このまま突っ込めばハルカが真っ先に狙われ奴に殺されることは明白だった。
セドリックはそういう時の為に、ブースト機能を常に起動させられる状態で必ず戦場に出でいた。だからこそ、ギリギリのタイミングで発動する事が出来たのだった。
セドリックはそのままハルカを抱き締めると自らの体を張って彼女を守ったのだった。
奴は狙いがそれた事がそんなにも腹に来たのか、ハルカを今にも襲ってやると喉を鳴らしている。
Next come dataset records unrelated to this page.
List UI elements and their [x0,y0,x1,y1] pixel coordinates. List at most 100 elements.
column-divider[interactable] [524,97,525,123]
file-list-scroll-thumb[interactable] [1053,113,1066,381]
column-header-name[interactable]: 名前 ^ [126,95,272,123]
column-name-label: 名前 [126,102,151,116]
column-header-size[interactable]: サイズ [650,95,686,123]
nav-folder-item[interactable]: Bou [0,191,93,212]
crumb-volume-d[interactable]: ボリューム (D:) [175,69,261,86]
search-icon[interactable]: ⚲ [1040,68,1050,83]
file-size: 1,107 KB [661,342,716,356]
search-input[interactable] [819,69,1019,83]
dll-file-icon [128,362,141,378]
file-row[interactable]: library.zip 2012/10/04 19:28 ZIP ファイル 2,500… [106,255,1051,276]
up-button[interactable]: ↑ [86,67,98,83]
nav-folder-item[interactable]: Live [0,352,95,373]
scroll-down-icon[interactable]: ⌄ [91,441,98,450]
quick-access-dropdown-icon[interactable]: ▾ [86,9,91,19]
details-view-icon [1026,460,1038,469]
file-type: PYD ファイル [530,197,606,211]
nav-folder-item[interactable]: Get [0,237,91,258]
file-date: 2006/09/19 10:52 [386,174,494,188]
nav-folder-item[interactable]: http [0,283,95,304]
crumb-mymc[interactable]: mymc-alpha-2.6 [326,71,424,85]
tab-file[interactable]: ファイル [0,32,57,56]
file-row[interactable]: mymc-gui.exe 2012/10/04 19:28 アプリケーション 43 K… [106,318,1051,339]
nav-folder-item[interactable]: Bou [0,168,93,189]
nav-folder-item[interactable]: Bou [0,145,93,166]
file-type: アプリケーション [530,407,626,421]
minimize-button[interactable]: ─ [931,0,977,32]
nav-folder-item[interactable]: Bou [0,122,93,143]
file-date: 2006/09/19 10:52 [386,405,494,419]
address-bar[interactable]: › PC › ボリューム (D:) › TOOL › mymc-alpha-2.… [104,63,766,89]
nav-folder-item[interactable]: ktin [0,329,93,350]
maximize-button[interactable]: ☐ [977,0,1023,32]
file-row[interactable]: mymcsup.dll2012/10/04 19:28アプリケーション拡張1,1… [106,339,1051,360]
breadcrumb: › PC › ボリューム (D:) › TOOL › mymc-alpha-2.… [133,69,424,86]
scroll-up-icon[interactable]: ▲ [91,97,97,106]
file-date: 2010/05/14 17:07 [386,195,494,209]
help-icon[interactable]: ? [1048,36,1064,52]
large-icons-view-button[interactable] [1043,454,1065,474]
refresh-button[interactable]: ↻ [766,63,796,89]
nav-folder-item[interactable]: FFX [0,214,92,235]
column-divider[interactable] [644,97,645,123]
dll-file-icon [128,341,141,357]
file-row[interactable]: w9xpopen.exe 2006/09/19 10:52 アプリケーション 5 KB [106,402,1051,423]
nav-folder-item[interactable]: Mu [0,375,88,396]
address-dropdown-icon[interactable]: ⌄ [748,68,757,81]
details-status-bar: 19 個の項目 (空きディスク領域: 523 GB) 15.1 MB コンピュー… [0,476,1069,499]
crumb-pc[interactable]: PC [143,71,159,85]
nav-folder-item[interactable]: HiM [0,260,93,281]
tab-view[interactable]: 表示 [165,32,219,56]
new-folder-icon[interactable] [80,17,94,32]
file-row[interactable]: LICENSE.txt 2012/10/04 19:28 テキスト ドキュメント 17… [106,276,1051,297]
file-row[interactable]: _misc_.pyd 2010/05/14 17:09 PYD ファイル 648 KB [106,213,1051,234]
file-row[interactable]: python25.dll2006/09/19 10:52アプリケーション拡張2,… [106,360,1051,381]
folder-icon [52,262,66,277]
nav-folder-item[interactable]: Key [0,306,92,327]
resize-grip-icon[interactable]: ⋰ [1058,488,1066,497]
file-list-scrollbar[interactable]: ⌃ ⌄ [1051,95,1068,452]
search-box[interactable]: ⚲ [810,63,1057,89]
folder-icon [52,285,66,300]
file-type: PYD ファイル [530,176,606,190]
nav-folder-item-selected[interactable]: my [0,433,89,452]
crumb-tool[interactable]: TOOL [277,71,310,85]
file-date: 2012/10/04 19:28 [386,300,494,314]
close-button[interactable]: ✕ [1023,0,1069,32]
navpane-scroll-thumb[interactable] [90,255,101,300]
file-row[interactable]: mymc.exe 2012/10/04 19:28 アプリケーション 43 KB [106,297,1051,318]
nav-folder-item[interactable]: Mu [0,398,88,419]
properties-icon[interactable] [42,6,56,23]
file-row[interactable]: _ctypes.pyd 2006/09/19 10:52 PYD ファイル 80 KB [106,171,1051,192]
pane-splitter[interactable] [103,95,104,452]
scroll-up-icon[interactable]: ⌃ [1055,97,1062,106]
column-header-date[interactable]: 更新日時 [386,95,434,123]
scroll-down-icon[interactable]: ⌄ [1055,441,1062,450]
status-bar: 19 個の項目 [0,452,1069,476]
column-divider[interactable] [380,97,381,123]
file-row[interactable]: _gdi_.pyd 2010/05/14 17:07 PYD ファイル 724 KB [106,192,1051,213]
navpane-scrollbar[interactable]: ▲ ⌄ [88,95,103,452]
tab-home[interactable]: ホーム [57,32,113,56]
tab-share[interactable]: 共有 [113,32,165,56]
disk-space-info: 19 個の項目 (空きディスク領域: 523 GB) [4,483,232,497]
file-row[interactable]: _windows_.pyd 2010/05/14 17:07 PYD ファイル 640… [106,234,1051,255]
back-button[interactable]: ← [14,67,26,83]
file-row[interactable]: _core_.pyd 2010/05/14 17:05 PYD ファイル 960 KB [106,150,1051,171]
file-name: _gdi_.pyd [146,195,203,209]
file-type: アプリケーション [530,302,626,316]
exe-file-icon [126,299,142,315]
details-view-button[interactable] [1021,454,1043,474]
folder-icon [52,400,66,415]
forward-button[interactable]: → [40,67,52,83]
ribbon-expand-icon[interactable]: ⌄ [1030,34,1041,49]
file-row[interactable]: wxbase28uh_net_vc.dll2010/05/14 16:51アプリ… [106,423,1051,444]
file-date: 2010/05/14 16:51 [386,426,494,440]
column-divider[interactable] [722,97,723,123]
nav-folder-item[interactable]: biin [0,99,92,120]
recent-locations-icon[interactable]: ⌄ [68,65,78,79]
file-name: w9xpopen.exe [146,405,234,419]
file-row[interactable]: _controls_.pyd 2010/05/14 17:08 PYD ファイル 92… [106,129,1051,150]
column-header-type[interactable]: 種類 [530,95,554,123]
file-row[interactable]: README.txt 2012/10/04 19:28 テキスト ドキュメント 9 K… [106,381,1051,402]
瞬間、ハルカは背を向け全速力で走る。脳内に響き渡る絶対死を予告するサイレン。
一心不乱に走り出したハルカを奴は勢いよく追いかけ始める。
(死にたくない死にたくない死にたくない死にたくない!)
彼女の頭はそれでいっぱいだった。
(セドリックが死んだ…私を庇って…。)
しかし、今は考えている余裕がない。次に襲われるのは自分だ。
(死んだ彼を置いていて逃げる私は最低のクズ野郎だ!)
それが分かっていてもハルカは逃げ出す事しか出来なかった。
だが、それを嘲笑うかのように奴はハルカに迫ると勢いよくタックルを食らわす。
突然横からすざましい衝撃を受け、彼女は吹っ飛ばされ再び地面に叩きつけられる。
意識を飛ばしかけたが頭を振り、意識を集中させ立とうとするが左脇腹に激痛が走る。
(嘘…今ので肋骨が…。あれ、血が止まらない!何で!)
オベリスクの破損した箇所からは血が流れていた。ハルカはその部分の装甲を解除するとそこから大量の血が流れ出す。
(不味い…!折れた肋骨が飛び出て…)
意識が朦朧とし、彼女は膝をつく。
(そんな…こんな…こんな所で…)
奴がものすごい勢いで迫ってくる。
(誰か!助けてよ!!!)
彼女を殺そうと右腕を振り上げ、その爪が彼女の体を引き裂こうとした瞬間。
キィィイン ギャッシャァァン!
奴は高速で飛んできた何かによってその攻撃はキャンセルされる。
(…へ?)
ハルカは驚きのあまり唖然としていると、目の前に降り立つボロ布を纏う謎の人影があった。
「必殺…超高速ライダーキック…!」
ハルカを見てドヤ顔で決め台詞を決める。
(だ、ダサすぎるネーミング…。)
ハルカは戸惑っていると謎の人影は奴の方向に視線を移す。
「はぁ…厄介なんだよなあいつ。マジでめんどい。」
「貴方は…一体…。 」
ハルカは恐る恐る尋ねる。すると、その人物は盛大にボロ布のローブを脱ぐ。
(え…オベリスク! 外見は…訓練機…でも形状が全く違う…?)
ハルカが混乱している中、そのオベリスク使いは振り向きこう呟いた。
「全く…人騒がせな奴だ…。安心しろ。どうにかしてやる。」
そう言うとフルフェイスマスクを装着し、腰に携えた刀剣の様なブレードを引き抜き、そのAIに突っ込んでいった。
(どうにかしてやるって言っても…。)
考えようとするにも、ハルカの意識は遠のいくのだった。